The Sixteen Thirty Fund is one of the largest liberal dark-money organizations and poured hundreds of millions of dollars into the 2020 election. America Votes, another dark-money group, received most of its funding from the Sixteen Thirty Fund in the 2020 cycle, according to Politico.

Barnes has not publicly objected to the Family Friendly Action PAC’s endorsement or spending pledge. The super PAC’s Wisconsin state director Brita Olsen worked as a consultant for Barnes in 2019.

Barnes’s campaign did not respond to a request for comment.

This isn’t the first time outside groups have moved to help Barnes despite his supposed opposition to dark money and corporate PACs. On June 15, the Democrat posted a note on his website saying he needed help getting positive advertising about his personal background out to the pricey "Milwaukee, Madison and the Green Bay media markets."
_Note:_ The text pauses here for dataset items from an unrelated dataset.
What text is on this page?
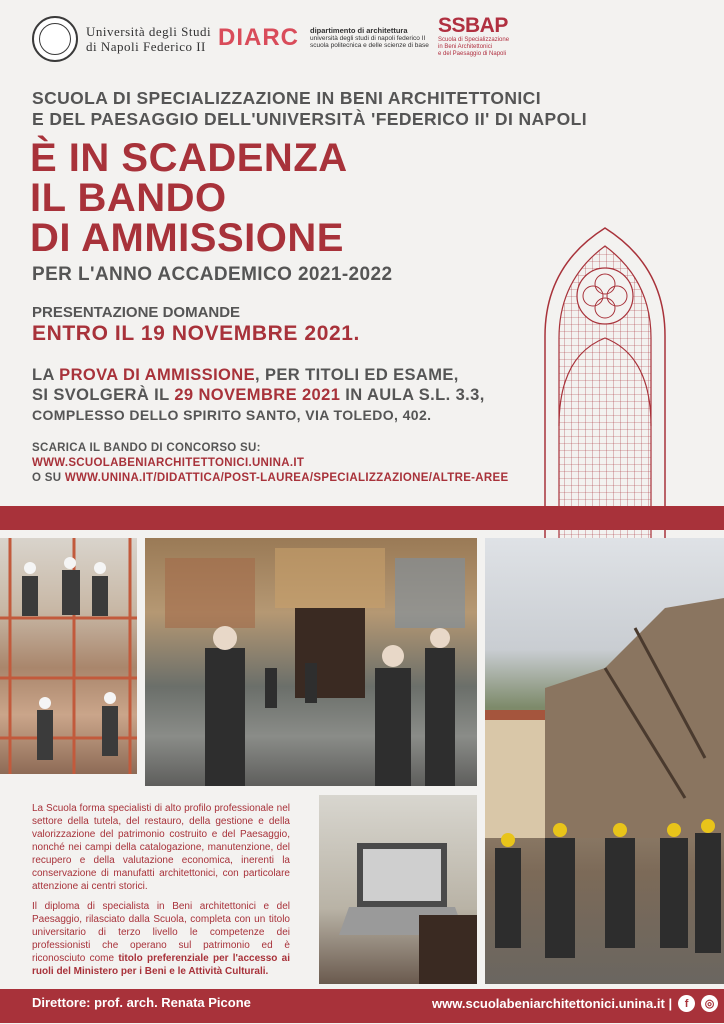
Università degli Studi
di Napoli Federico II DIARC dipartimento di architettura
università degli studi di napoli federico II
scuola politecnica e delle scienze di base
SSBAP
Scuola di Specializzazione
in Beni Architettonici
e del Paesaggio di Napoli
SCUOLA DI SPECIALIZZAZIONE IN BENI ARCHITETTONICI
E DEL PAESAGGIO DELL'UNIVERSITÀ 'FEDERICO II' DI NAPOLI
È IN SCADENZA
IL BANDO
DI AMMISSIONE
PER L'ANNO ACCADEMICO 2021-2022
PRESENTAZIONE DOMANDE
ENTRO IL 19 NOVEMBRE 2021.
LA PROVA DI AMMISSIONE, PER TITOLI ED ESAME,
SI SVOLGERÀ IL 29 NOVEMBRE 2021 IN AULA S.L. 3.3,
COMPLESSO DELLO SPIRITO SANTO, VIA TOLEDO, 402.
SCARICA IL BANDO DI CONCORSO SU:
WWW.SCUOLABENIARCHITETTONICI.UNINA.IT
O SU WWW.UNINA.IT/DIDATTICA/POST-LAUREA/SPECIALIZZAZIONE/ALTRE-AREE
La Scuola forma specialisti di alto profilo professionale nel settore della tutela, del restauro, della gestione e della valorizzazione del patrimonio costruito e del Paesaggio, nonché nei campi della catalogazione, manutenzione, del recupero e della valutazione economica, inerenti la conservazione di manufatti architettonici, con particolare attenzione ai centri storici.
Il diploma di specialista in Beni architettonici e del Paesaggio, rilasciato dalla Scuola, completa con un titolo universitario di terzo livello le competenze dei professionisti che operano sul patrimonio ed è riconosciuto come titolo preferenziale per l'accesso ai ruoli del Ministero per i Beni e le Attività Culturali.
Direttore: prof. arch. Renata Picone	www.scuolabeniarchitettonici.unina.it |	f	◎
Days later, a group called the Courageous Leaders PAC—funded by Barnes donor Karla Jurvetson—poured more than $400,000 into ads promoting the exact message outlined by Barnes, according to the Milwaukee Journal Sentinel.

Barnes’s campaign also hired Marc Elias, one of the Democratic Party’s top "dark money" lawyers, the Washington Free Beacon reported earlier this year. Elias’s firm works for Arabella Advisors, a for-profit consulting firm that manages the Sixteen Thirty Fund and similar groups.